Open Source Robot OS Finds Niches From Farms To Space 36
jfruh (300774) writes "Blue River Technology built a robot named LettuceBot that uses computer vision to kill unwanted lettuce plants in a field. Rather than build their creation from scratch, they built off of the Robot Operating System, an open source OS that, in the words of one engineer, 'allowed only a few engineers to write an entire system and receive our first check for service in only a few months.' With ROS robots starting to appear everywhere, including the International Space Station, it looks like open source may be making huge strides in this area."
What ROS is. (Score:2, Informative)
For those like me who didn't know, it is the set of Linux packages enumerated here [ros.org].
The "lettuce bot" is mostly a vision system (Score:5, Informative)
The "lettuce bot" is an agricultural implement towed behind a tractor, not a robot. It's apparently a vision system that triggers fertilizer sprays. It's probably using the vision libraries that come with ROS, which are mostly improved versions of Intel's old OpenCV library.

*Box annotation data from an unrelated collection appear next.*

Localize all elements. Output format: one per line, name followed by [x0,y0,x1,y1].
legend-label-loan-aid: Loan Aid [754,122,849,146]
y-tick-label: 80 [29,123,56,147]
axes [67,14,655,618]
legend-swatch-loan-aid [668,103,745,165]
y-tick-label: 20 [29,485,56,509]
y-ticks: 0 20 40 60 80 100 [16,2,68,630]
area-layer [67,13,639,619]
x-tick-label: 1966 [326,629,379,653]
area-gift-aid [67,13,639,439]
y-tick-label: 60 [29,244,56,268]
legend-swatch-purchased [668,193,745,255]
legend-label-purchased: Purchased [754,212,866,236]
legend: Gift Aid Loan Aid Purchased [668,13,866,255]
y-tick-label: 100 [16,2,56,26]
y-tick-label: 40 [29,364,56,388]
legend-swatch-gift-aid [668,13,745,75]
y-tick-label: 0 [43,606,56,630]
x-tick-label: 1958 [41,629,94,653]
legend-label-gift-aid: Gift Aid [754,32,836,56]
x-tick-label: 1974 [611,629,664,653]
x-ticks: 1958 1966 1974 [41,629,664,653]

Vision-guided weeding is useful, but not new. Here's a computer vision controlled plasma weeding system. [visionweeding.com] As the tractor pulls this implement along, the control system recognizes plants vs weeds, and zaps the weeds with a plasma jet, missing the plants. It's a sentry gun for weeding.
There are more computer vision systems used in food processing than most people realize. Vegetable sorting is highly automated. The flawless tomatoes go to retail stores, and the flawed ones go to the tomato sauce plant. Vision-based sorting is so fast and cheap it can be applied to peas. [youtube.com] This isn't exotic technology - it's production.